You cannot argue with his scoring record against domestic opposition and is in line to win the player of the year thanks in part to his 26 league goals. However, for me there has been no discernible step up from the player who notched 16 goals in 22 matches in the second half of last season. The same qualities and flaws, strengths and weaknesses are still evident.
He can still look like the type of striker whose level is against the likes of Thomas Konrad, Gavin Gunning and Stephen McManus. His obsessiveness for goals can be a burden on three levels:
1)Desperate to score, he can lack composure snatching at chances.
2)He can over think clear cut chances when given time in front of a goalkeeper.
3)He can ignore better placed team mates.
The 25-year-old is a better striker when he has less time to think when presented with a chance and he can reach for the driver. But he has still to master the other clubs in his bag. By doing so he would become even more clinical. However, such a criticism of a goal scorer like Griffiths is like winning millions on the lottery and complaining it isn’t enough.
While he has improved his all-round game under Ronny Deila it is still where he is most fallible and why he is currently no more than a top Premiership striker. He has the attributes to operate in different, deeper, areas but has become so accustomed to the team’s focus on feeding him.
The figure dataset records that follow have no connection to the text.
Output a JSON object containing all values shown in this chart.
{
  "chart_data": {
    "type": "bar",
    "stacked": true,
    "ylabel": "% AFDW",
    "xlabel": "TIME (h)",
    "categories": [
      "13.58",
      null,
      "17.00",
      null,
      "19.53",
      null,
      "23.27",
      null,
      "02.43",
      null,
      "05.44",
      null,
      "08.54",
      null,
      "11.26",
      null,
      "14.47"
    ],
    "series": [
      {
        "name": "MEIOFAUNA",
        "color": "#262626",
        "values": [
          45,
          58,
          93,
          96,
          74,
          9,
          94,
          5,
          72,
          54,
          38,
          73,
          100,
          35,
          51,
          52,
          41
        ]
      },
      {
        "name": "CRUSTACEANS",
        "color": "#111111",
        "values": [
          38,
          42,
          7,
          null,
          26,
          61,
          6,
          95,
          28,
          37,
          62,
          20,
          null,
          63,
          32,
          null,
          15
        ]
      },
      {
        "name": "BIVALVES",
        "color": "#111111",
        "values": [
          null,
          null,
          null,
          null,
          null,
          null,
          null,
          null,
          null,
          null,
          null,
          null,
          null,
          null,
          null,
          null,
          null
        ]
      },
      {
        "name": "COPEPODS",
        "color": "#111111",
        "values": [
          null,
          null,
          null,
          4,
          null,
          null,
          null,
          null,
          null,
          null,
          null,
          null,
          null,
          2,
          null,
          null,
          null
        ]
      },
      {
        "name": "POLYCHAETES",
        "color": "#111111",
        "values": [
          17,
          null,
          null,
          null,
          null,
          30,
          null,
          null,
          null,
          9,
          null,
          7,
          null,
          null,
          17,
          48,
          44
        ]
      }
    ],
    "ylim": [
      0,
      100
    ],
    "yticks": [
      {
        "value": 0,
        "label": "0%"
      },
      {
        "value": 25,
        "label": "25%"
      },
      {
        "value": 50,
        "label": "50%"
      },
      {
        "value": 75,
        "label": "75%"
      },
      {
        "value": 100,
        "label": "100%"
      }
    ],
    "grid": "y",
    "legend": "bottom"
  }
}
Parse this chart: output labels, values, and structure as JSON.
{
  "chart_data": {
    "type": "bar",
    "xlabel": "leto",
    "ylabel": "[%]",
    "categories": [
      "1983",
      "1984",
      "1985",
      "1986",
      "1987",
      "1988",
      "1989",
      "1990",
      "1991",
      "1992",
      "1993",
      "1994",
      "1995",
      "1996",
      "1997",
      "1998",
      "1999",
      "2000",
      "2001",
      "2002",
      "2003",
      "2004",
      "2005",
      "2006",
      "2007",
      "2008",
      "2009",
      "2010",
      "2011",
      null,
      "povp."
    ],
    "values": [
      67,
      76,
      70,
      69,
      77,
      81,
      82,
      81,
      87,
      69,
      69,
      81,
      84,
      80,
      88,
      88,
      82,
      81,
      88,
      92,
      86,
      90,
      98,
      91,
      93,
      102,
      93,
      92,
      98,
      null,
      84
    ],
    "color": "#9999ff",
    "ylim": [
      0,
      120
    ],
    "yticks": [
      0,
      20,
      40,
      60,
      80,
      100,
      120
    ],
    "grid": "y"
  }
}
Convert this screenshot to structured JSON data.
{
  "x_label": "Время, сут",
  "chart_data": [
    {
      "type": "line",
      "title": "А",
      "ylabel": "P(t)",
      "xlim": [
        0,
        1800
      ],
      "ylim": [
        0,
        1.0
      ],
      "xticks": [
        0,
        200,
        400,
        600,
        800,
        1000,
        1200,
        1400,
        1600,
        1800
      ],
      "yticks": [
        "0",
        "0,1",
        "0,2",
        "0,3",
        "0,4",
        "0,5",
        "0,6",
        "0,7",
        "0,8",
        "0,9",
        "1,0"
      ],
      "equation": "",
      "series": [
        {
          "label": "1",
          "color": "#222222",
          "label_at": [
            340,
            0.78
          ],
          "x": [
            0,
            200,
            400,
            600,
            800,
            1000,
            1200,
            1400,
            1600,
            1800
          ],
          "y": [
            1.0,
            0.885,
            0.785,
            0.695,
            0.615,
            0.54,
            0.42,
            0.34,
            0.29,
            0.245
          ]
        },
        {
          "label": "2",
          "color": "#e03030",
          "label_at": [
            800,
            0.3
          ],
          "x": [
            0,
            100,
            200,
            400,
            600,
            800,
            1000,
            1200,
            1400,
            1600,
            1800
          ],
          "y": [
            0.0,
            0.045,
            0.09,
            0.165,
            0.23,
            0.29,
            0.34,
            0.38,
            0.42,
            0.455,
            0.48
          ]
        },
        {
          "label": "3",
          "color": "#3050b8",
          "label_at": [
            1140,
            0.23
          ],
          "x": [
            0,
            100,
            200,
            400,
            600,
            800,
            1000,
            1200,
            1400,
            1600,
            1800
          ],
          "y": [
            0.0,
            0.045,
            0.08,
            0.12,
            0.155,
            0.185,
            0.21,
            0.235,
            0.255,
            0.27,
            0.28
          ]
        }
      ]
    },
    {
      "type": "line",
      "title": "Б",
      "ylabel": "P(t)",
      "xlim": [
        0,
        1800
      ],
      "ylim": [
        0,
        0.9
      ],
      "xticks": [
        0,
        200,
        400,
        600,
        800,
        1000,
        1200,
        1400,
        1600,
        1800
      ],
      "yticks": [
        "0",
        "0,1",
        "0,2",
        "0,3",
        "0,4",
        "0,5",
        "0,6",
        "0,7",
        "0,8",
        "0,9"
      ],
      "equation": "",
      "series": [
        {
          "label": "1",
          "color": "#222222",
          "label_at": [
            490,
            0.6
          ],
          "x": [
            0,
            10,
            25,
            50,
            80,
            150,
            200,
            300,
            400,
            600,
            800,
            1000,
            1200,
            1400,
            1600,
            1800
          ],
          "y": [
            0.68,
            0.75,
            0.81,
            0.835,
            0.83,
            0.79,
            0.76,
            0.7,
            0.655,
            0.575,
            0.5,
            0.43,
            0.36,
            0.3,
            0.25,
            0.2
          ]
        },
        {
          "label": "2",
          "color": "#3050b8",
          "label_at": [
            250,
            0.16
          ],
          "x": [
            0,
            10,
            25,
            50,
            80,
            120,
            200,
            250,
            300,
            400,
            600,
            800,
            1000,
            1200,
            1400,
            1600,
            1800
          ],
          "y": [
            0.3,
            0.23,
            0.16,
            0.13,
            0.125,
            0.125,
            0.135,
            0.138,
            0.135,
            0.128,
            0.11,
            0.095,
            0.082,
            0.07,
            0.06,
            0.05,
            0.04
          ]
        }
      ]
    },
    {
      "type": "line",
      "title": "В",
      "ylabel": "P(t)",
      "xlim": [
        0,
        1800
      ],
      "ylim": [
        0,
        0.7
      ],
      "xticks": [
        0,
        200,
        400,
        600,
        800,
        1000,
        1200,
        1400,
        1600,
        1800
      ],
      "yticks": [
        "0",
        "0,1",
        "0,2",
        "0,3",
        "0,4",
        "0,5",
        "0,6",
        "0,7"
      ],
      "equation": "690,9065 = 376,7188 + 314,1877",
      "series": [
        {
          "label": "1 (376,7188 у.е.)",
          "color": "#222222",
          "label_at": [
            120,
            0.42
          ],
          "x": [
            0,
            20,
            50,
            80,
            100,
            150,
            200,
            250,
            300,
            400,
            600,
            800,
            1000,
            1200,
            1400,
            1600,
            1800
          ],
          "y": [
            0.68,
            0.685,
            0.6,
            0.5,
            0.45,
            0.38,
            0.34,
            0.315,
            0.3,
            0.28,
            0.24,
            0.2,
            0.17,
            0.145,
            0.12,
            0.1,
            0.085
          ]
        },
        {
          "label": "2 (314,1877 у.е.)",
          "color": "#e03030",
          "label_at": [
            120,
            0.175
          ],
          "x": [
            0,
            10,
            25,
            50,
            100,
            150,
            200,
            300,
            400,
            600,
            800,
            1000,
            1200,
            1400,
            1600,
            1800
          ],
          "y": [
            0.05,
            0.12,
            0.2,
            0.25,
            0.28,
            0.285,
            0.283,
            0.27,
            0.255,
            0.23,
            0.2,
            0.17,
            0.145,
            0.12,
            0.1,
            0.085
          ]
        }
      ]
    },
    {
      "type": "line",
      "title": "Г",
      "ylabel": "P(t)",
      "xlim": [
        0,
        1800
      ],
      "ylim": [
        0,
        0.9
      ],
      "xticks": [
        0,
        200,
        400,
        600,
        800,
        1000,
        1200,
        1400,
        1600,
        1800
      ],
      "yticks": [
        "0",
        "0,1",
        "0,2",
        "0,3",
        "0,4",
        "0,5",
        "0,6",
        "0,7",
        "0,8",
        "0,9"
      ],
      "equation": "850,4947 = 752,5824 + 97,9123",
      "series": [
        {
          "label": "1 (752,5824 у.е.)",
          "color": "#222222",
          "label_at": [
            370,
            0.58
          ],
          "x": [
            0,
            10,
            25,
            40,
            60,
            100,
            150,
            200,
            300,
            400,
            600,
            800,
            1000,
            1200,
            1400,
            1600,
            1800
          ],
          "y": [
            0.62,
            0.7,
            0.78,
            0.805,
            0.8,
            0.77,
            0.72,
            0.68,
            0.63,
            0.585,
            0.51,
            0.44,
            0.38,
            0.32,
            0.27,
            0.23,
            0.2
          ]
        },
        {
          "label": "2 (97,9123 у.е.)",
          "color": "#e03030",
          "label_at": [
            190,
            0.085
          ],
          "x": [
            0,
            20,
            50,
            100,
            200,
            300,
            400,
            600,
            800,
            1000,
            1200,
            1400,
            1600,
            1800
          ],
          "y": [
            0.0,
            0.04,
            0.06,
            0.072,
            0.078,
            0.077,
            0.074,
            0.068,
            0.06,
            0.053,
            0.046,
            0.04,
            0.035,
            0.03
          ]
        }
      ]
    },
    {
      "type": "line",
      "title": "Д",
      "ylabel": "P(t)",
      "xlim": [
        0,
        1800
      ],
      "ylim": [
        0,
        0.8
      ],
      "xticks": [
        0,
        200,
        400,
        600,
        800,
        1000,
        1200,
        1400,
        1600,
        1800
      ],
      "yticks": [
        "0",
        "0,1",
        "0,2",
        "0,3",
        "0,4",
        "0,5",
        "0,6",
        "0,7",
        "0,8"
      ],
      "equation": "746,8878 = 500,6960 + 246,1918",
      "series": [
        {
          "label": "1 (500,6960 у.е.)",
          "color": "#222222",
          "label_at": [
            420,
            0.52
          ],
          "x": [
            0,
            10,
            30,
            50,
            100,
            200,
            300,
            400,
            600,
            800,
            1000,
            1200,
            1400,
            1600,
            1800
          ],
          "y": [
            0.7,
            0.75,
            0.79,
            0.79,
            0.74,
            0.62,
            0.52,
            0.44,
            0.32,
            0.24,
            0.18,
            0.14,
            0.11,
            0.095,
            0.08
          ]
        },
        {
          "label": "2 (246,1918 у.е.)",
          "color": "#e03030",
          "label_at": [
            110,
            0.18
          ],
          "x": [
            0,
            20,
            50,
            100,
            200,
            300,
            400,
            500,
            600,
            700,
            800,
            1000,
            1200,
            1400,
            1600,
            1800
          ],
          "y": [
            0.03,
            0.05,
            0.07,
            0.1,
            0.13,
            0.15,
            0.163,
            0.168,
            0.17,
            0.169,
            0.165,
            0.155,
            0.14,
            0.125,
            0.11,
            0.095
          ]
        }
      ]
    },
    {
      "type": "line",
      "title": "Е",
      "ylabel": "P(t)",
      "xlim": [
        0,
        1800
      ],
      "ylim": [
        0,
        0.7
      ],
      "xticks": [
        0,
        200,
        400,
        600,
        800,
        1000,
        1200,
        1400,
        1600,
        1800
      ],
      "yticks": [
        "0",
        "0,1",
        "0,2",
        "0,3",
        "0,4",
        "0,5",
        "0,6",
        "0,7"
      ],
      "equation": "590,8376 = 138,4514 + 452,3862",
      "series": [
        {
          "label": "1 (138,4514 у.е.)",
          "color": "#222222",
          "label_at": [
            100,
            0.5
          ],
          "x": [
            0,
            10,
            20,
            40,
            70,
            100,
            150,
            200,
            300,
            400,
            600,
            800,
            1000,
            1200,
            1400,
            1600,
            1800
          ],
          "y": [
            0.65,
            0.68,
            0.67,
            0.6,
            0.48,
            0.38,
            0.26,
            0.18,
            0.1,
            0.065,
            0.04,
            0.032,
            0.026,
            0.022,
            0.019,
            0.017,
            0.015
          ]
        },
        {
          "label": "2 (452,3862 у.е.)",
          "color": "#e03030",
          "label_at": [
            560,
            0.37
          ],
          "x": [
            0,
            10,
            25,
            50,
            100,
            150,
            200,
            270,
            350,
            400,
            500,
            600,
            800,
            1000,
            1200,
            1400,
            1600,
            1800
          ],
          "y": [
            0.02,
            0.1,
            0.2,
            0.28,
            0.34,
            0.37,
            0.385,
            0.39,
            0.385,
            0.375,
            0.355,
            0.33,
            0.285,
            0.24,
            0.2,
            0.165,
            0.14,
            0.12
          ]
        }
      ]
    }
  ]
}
For that next level and to be in with a shout of leading the line for Scotland he has to become more adept at playing with his head up, recognising team mates in better positions and making unselfish runs to open space. Runs such as the one he made against Hearts recently to open space for Patrick Roberts.
For Griffiths to truly become an elite striker he needs to evolve once more and become more involved in every game.